The new OM System ‘Olympus’ OM-1 camera introduces an intriguing feature called the ‘quad-Bayer’ sensor design. This article aims to explain the concept, along with its advantages and drawbacks. The quad-Bayer sensor design employs a Bayer color filter array where each ‘red’, ‘green’, or ‘blue’ filter patch covers four pixels instead of just one. This is shown in the illustration below, comparing the standard Bayer array with the quad-Bayer alternative.
It’s important to clarify some terms here – while manufacturers often refer to the pixel as a ‘photo-diode’, each of the four pixels beneath a color filter functions independently and can be read separately. This design wouldn’t make sense otherwise. Initially, the quad-Bayer arrangement might seem to halve the sensor’s resolution, but there’s a reason behind it, as we’ll explore later.
This quad-Bayer sensor approach is commonly seen in smartphones. You might wonder how a phone’s lens provides enough resolution for sensors with up to 100MP. The answer is that it can’t. However, a small pixel aperture can help increase resolution. In phones, the quad-Bayer setup allows the combination of all four pixels in low light conditions. In brighter lighting, the pixels are used individually, enhancing sharpness by effectively reducing the pixel aperture.
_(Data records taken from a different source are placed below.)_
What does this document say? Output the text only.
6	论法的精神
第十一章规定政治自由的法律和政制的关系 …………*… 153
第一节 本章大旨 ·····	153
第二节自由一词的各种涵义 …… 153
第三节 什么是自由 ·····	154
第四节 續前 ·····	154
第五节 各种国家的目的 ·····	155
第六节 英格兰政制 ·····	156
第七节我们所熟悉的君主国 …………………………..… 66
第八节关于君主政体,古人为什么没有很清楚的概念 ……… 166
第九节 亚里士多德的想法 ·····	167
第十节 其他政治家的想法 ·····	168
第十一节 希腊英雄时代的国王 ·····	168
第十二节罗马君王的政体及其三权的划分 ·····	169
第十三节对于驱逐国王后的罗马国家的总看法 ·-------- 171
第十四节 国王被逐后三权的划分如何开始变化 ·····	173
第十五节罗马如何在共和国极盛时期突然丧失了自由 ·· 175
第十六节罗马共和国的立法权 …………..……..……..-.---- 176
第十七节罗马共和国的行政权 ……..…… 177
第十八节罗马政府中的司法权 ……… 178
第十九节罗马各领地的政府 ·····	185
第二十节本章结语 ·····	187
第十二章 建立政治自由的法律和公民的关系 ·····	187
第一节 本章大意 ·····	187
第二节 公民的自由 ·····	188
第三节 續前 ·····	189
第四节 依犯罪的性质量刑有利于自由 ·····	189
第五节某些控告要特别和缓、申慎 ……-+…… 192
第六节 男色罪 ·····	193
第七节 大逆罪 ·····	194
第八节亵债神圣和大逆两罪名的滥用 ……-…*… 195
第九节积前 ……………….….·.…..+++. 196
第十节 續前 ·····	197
The first consumer cameras to adopt this arrangement were the Panasonic Lumix GH5S and Sony Alpha 7S III, which cater to video with lower pixel counts. Notably, these cameras lack the function mentioned earlier. So, what’s the advantage of the quad-Bayer layout? Both these cameras employ the design shown in figure 2, featuring individual microlenses for each pixel.
This preserves the efficiency of the microlens in focusing light onto the pixel’s active area. However, this design doesn’t offer any improvement over using larger native pixels. The real reason behind its adoption lies in cost savings during production. The specialized nature of the low pixel count sensor allows it to be a variant of another product, leading to reduced manufacturing expenses. For instance, Sony’s 12MP sensor can be derived from a 48MP sensor – a strategy seen in their full-frame sensors with similar pixel counts.
Now, let’s delve into the OM-1. This camera employs a distinct microlens arrangement, as shown in figure 3. In this case, one microlens covers each quad-pixel color filter. Although this approach reduces efficiency by focusing light on inactive parts of each pixel, it introduces a significant advantage: the sensor now offers a phase-difference focus detection mechanism. This system is akin to Canon’s dual-pixel arrangement but functions both horizontally and vertically.
With this sensor design, every pixel in the frame becomes a focus pixel, enabling ‘cross-type’ detection. When capturing a frame, there’s no need to interpolate focusing pixels. Canon provides a ‘dual pixel raw’ feature that extracts depth information from images. While a quad-pixel raw option would be intriguing, OM System currently doesn’t offer it.